The Indiana Supreme Court indefinitely suspended Porter County attorney Timothy E. Vojslavek effective April 12. Vojslavek already had been suspended for noncooperation in December 2018. While the nature of the complaint against him was not disclosed, it came one day after Vojslavek was convicted in a Porter County bench trial of a misdemeanor count of invasion of privacy after he was accused of violating a protective order.
More than 90 days have passed since Vojslavek was suspended, and the commission requested that suspension be converted to an indefinite suspension. Vojslavek has failed to respond to the motion to convert, and justices therefore ordered the indefinite suspension, effective immediately.
If Vojslavek wishes to be readmitted to the practice of law, he must “cure the causes of all suspensions in effect and successfully petition (the Supreme) Court for reinstatement pursuant to Indiana Admission and Discipline Rule 23(18)(b),” according to the order.
Similarly, the high court ordered Merrillville attorney Arthur C. Johnson be suspended from the practice of law for noncooperation effective immediately pursuant to a separate Friday order.
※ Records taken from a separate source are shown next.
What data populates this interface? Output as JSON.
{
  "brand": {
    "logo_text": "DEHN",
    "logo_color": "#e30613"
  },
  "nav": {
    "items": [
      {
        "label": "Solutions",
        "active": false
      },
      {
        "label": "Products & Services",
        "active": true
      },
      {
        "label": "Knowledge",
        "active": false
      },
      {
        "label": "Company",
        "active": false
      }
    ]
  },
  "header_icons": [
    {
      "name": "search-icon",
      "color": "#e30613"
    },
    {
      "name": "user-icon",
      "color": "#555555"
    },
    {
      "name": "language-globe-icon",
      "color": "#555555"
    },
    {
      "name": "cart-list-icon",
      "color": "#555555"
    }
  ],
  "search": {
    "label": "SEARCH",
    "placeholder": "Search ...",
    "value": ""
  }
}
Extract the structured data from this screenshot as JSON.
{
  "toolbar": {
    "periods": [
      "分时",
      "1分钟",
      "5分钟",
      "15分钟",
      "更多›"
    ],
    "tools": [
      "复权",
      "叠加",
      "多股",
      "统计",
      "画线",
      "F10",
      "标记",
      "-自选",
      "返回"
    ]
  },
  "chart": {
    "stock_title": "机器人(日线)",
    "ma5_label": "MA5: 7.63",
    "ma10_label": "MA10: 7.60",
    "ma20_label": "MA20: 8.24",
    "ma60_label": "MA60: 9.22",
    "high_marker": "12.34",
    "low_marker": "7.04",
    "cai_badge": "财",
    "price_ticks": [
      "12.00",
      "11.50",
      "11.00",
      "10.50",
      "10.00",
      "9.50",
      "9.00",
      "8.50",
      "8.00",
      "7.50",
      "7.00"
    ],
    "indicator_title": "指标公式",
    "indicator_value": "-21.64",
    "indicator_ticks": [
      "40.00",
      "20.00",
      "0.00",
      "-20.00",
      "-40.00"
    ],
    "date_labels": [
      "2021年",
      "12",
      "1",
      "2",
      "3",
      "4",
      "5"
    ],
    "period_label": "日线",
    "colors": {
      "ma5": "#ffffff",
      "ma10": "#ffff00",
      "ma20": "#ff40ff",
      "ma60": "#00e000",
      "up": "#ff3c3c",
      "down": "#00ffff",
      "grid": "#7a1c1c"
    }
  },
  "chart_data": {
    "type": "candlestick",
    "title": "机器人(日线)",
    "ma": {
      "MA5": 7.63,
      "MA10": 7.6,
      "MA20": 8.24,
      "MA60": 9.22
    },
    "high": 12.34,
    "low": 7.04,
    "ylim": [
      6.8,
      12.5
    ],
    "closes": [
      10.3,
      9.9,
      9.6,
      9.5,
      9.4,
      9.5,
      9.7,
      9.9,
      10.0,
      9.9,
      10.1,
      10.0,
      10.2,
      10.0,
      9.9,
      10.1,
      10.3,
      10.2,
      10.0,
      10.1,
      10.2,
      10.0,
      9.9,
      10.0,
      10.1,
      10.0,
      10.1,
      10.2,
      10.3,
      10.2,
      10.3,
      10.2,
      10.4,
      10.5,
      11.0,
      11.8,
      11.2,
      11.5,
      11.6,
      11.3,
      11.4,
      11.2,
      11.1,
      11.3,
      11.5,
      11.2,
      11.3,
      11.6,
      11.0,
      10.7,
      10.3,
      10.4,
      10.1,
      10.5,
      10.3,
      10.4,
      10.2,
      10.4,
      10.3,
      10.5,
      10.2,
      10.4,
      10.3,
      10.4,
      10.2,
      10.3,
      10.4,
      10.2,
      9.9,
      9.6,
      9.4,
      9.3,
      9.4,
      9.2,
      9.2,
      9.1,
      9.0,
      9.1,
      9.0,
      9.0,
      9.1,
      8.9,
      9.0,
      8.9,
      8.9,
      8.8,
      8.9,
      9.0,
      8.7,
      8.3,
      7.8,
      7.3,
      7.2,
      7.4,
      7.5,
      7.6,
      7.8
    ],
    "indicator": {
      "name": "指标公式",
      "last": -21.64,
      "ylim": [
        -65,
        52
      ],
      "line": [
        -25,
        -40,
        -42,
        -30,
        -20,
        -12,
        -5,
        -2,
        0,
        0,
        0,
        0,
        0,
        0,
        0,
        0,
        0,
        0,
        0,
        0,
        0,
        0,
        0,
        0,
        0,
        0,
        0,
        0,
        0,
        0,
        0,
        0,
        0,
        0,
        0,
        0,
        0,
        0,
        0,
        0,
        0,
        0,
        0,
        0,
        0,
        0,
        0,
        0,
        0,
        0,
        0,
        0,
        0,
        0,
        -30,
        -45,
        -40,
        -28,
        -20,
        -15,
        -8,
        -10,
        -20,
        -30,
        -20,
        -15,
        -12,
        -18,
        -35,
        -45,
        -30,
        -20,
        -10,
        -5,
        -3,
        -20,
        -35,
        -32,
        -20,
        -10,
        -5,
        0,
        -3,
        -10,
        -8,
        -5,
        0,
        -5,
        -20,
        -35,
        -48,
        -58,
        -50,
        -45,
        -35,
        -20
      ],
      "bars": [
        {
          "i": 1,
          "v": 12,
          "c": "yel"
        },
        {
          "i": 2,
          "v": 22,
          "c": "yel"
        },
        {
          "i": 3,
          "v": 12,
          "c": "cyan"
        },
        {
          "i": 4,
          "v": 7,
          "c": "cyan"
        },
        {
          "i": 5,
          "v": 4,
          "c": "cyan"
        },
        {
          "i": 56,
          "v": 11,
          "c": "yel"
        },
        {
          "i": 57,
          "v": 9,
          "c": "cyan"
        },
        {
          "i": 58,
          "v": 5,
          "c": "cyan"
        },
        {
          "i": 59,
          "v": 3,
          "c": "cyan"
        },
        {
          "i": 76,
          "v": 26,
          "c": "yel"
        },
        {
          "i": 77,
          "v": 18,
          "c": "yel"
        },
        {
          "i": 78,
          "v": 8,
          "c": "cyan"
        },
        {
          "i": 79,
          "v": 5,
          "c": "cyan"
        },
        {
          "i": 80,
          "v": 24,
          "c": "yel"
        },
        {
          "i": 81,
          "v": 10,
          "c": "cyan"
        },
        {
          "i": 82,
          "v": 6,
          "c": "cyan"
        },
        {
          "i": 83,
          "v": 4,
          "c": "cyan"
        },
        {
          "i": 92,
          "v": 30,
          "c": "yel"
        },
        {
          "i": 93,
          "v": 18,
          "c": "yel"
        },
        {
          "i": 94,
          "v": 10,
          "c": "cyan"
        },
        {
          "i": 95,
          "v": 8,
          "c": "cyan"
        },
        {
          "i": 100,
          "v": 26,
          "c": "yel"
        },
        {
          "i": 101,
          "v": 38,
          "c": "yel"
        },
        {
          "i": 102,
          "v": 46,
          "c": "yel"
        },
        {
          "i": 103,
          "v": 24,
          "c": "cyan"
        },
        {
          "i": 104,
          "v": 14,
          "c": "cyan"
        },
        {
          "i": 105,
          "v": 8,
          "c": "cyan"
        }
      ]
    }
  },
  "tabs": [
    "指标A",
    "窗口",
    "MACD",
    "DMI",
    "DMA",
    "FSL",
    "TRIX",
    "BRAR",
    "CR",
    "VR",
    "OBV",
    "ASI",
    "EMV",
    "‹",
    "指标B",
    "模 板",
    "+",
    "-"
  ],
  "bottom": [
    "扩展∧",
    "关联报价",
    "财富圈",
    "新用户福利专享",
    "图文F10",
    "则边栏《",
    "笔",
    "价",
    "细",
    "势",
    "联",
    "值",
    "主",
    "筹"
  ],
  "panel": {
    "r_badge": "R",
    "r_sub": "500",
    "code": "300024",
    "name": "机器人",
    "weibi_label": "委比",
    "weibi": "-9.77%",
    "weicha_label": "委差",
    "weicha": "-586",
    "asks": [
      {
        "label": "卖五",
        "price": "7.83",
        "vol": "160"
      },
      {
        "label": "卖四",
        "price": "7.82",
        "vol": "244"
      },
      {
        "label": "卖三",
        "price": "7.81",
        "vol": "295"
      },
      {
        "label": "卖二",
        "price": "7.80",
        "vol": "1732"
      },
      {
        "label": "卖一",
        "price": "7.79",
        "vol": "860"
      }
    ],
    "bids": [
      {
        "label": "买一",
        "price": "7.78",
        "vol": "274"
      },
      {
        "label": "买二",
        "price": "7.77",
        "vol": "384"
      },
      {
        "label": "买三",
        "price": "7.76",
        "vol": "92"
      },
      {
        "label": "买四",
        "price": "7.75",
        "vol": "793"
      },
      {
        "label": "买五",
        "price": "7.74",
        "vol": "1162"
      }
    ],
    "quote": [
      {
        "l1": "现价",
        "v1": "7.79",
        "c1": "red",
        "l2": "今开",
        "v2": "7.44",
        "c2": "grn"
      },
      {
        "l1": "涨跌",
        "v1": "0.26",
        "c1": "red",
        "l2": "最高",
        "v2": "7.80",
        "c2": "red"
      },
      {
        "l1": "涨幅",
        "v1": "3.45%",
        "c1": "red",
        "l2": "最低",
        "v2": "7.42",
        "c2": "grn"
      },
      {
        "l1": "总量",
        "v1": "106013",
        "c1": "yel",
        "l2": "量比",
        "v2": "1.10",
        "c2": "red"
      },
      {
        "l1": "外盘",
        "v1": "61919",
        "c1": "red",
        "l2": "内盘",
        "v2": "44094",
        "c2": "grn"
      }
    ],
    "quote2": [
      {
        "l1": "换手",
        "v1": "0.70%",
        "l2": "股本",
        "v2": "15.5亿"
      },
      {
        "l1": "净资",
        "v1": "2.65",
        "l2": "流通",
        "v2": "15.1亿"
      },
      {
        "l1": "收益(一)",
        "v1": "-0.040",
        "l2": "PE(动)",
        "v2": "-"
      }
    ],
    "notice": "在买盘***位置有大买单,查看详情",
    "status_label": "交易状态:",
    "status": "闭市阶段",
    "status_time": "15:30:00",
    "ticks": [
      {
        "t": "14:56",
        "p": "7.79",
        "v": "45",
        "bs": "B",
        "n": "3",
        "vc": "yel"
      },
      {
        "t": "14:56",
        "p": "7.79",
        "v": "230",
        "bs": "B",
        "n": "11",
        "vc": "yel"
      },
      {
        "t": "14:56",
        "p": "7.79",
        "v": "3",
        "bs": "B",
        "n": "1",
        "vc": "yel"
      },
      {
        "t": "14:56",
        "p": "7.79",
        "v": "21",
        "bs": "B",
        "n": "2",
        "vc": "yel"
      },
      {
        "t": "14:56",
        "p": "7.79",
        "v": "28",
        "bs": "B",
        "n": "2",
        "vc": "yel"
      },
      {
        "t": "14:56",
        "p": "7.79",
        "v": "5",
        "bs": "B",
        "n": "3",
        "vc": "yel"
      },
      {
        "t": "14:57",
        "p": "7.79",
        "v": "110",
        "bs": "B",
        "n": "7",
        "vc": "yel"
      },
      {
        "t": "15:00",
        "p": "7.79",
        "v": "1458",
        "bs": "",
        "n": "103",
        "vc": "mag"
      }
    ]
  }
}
In February 2019, Johnson was ordered to show cause as to why he should not be immediately suspended from the practice of law for failure to cooperate with the commission’s investigation of a grievance against him relating to pending allegations professional misconduct. Johnson failed to respond to the order, and again did not respond to the commission’s request for ruling and to tax costs, asserting Johnson had not yet cooperated. The nature of the complaint against Johnson was not disclosed.
His suspension is to remain in effect until the commission can certify Johnson’s cooperation, or until further order of the Supreme Court. Johnson was also ordered to pay $522.69 for the costs of prosecuting the proceeding.